Dividing Families, unknown artist from Auschwitz-Birkenau State Museum art collection
Not all artwork produced in concentration camps were purely documentary in nature. Some of the artwork producedillustrate an attempt to make the best of their situation and also to convey a sense of hope as well. In Gurs camp, in southern France near the Pyrenees mountains, Kurt Conrad Löw and Karl Robert Bodek often collaborated on artwork for camp events and posters. In the same camp lived a woman, Hanna Schramm, a German school teacher who was removed from her post due to her political affiliations and was later accused of being a spy. After being liberated, Schramm published a number of books, including Vivre à Gurs (which is available on Amazon.com) in which she shared what life was like in the camp.
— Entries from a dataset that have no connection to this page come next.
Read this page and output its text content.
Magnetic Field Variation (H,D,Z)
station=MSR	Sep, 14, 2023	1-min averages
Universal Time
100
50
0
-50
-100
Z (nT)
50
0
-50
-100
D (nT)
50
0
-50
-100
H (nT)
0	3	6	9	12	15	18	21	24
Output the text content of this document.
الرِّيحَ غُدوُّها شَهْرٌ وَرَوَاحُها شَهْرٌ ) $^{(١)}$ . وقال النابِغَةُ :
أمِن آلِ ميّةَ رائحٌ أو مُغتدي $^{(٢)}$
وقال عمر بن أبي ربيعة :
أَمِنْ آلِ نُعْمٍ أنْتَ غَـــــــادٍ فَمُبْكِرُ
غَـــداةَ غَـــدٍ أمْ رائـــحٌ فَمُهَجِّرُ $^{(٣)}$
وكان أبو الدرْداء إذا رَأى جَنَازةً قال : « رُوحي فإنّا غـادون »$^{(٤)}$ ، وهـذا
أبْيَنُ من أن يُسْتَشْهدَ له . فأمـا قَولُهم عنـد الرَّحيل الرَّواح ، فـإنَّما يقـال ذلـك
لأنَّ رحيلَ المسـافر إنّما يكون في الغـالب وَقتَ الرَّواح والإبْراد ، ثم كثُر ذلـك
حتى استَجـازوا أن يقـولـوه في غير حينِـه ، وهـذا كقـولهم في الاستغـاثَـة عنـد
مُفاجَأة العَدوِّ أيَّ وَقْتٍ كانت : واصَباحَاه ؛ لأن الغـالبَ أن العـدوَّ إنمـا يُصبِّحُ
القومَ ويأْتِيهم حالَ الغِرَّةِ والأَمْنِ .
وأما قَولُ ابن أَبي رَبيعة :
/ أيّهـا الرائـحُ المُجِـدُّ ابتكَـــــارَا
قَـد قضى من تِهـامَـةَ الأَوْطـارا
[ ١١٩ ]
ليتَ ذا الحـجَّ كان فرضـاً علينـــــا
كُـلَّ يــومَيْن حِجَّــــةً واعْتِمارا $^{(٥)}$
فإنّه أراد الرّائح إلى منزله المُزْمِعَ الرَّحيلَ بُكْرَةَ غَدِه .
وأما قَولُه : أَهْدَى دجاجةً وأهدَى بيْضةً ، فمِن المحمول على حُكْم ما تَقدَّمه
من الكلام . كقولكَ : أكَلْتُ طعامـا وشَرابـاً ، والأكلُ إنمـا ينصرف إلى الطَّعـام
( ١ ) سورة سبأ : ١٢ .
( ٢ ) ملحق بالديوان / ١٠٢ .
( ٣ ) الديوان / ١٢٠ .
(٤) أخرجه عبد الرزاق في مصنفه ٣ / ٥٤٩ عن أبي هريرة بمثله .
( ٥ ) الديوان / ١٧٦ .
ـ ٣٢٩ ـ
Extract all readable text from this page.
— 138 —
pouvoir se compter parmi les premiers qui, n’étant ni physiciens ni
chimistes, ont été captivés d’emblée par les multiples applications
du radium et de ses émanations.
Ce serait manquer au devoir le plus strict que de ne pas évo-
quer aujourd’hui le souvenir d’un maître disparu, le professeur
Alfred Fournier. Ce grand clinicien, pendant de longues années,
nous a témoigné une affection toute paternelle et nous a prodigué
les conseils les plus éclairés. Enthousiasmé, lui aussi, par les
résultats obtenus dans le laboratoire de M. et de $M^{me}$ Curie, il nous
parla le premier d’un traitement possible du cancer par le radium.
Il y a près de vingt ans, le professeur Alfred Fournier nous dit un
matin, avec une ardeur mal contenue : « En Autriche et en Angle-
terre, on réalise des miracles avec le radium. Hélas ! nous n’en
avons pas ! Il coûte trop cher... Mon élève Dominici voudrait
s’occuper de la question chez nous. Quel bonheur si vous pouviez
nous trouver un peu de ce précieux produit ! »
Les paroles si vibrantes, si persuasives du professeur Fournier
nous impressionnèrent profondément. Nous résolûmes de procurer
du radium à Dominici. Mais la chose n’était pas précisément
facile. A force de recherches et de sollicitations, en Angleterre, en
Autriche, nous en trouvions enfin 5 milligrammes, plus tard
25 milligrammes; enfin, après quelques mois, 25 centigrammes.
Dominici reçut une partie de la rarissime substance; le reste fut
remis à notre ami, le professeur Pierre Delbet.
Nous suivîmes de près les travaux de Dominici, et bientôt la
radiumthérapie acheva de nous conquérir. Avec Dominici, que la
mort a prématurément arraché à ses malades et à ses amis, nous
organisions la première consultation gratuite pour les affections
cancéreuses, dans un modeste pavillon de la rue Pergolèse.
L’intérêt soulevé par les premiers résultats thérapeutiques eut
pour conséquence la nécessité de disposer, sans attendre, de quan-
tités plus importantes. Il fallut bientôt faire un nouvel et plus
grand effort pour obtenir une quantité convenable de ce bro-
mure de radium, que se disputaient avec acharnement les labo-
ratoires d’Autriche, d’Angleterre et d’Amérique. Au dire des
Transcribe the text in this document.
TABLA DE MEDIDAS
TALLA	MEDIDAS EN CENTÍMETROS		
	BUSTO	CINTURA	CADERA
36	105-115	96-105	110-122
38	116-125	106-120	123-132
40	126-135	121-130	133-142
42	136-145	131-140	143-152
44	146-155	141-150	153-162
Although not a professional artist, she illustrated her book with her own humorous and ironic drawings.

Karl Bodek and Kurt Conrad Löw, One Spring (1941), produced in the Gurs Camp in southern France from the collection of Jerusalem’s Yad Vashem Museum

A caricature drawing by Kurt Conrad Löw in the Gurs camp in southern France (1942) from the Ghetto Fighters House Archives. The central figure of this image is believed to be Hanna Schramm.
The Theresienstadt (Terezín in Czech) ghetto was promoted to be an artistic colony by the Nazis – it essentially gave the regime a special location to send many globally reknownJewish artists that would be noticed should they suddenly go missing. But despite some special allowances for the artists and their families in this camp – for example, art class – life at Theresienstadt was far from happy. In fact, of the 15,000 children transported to Theresienstadt, only 100 survived the war. Over 4,000 drawings were collected by the art teacher and smuggled out of the concentration camp; they have been part of the Jewish Museum of Prague’s art collection since the end of the war. Pavel Fantl, a doctor from Prague, was also able to paint secretly in the Theresienstadt ghetto, producing this piece of resistance illustrating Hitler as a clown. Fantl and his family, along with so many other prisoners, were eventually deported to Auschwitz where they died in January 1945. A Czech worker hid his artwork in a wall.

Pavel Fantl, The Song is Over (1941-1944) created in Terezín ghetto from the collection of Jerusalem’s Yad Vashem Museum

Sculpture in the Warsaw Zoo, Magdalena Gross (submitted by author)
The scars of the Holocaust ran deep and continued to influence art over the decades following liberation. Max Bueno de Mesquita was a young artist just at the beginning of his career at the time when the Nazis invaded the Netherlands. Immediately he and his family went into hiding. They stayed successfully hidden for just over a year of time, but eventually were discovered and sent to the concentration camps where most of his family met their end. After the war, Bueno de Mesquita tried to face his past through his artwork, documenting the atrocities he had witnessed. Medically he was treated for “Post Concentration Camp Syndrome” with LSD. During his treatment, Bueno de Mesquita created a number of works of art using bright gaudy colors to depict the indescribable nightmarish memories in his mind.

Max Bueno de Mesquita, Mother in the Gas Chamber with Butterfly from the collection of Beit Lohamei Haghetaot, Museum Number 1643
These artists are only a few of the many lost to the world during World War II. I would like to leave you with the astute words of Anne Frank – “What is done cannot be undone, but one can prevent it happening again.”